I found the Sierra Point trail a couple years ago. The start is pretty well hidden these days but it seems to get regular use.

Finding and easy way up that east end of the valley to Half Dome has been interesting to me for a long time. It looks like a fun problem.

Indian Canyon behind the village looks like a good slog too. I've heard early Sierra Clubbers used to do that one all the time.

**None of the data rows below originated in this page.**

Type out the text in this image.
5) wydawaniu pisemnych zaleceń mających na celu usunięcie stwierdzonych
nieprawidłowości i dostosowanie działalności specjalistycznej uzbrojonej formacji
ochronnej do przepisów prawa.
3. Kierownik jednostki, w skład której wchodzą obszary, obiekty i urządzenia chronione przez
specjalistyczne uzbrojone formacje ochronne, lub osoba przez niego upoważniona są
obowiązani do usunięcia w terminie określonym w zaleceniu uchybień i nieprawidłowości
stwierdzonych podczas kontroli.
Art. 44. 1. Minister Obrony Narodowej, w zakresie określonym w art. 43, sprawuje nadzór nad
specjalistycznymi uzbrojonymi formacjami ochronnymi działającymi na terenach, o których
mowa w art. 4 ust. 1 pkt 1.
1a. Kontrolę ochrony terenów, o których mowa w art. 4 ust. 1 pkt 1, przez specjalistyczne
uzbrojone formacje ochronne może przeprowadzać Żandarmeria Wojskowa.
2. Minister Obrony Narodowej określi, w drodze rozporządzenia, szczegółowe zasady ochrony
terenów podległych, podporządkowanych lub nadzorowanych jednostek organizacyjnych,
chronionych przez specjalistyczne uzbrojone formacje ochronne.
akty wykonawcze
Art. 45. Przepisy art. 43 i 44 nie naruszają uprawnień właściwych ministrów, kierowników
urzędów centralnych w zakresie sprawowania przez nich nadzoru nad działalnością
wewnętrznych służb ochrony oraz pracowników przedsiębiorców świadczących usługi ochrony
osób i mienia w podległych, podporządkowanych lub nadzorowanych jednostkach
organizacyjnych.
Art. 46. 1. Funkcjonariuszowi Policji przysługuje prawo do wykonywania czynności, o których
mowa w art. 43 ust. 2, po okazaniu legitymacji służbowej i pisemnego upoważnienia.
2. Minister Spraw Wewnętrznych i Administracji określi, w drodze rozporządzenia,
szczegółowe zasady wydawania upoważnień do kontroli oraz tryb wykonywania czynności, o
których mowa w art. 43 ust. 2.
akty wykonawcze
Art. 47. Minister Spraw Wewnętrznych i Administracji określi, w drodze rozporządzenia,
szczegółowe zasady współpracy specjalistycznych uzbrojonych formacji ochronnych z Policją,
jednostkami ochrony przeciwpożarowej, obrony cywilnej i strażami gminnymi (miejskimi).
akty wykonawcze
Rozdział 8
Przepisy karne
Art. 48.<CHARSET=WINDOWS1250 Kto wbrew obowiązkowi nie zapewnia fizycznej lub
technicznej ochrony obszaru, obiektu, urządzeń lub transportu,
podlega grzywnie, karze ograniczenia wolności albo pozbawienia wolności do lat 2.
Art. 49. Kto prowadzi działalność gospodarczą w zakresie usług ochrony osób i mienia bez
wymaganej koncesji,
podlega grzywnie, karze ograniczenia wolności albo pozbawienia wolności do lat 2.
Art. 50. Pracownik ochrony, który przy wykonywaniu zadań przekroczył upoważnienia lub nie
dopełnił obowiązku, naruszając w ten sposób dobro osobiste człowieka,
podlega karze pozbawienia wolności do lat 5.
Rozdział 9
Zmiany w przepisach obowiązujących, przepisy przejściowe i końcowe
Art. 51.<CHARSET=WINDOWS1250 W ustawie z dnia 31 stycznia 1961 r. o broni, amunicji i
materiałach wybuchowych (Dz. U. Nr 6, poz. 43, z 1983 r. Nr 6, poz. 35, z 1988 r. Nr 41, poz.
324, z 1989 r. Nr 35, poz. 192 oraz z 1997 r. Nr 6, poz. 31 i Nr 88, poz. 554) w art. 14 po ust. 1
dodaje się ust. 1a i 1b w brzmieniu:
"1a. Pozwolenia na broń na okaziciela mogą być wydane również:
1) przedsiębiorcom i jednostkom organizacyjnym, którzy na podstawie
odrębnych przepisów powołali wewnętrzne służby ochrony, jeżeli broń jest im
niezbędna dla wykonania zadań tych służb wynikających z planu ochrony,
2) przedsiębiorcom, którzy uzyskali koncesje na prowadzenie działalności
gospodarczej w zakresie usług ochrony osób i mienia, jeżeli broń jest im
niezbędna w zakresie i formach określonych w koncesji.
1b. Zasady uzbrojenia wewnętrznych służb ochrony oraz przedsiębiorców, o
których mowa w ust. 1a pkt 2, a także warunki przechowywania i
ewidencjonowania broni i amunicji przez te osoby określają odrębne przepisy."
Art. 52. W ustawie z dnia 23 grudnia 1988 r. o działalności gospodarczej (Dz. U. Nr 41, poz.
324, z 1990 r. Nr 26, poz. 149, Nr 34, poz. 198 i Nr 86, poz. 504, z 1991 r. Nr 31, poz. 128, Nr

Just love a good bushwhack.
E Robinson

climber
Salinas, CA
Jun 8, 2010 - 11:14am PT
Nice TR makes me wistful for Yosemite climbing. Tried to free the Flue years ago, but rain kept us from freeing a couple of moves at the very end. Sentinel is such a cool stone.
E
Fritz

Trad climber
Hagerman, ID
Jun 8, 2010 - 11:39am PT
Thank you for the great adventure write-up and Google-link.
Eric Beck

Sport climber
Bishop, California
Jun 8, 2010 - 01:14pm PT
Another bit of obscura in this area is the lower west face of Sentinel. As far as I know, no one does this any more. I think that Chouinard and Frost did include it on the first ascent. We certainly didn't when we did the WF. I did subsequently get curious and did it. Not very good, quite rotten, maybe a touch of 5.8.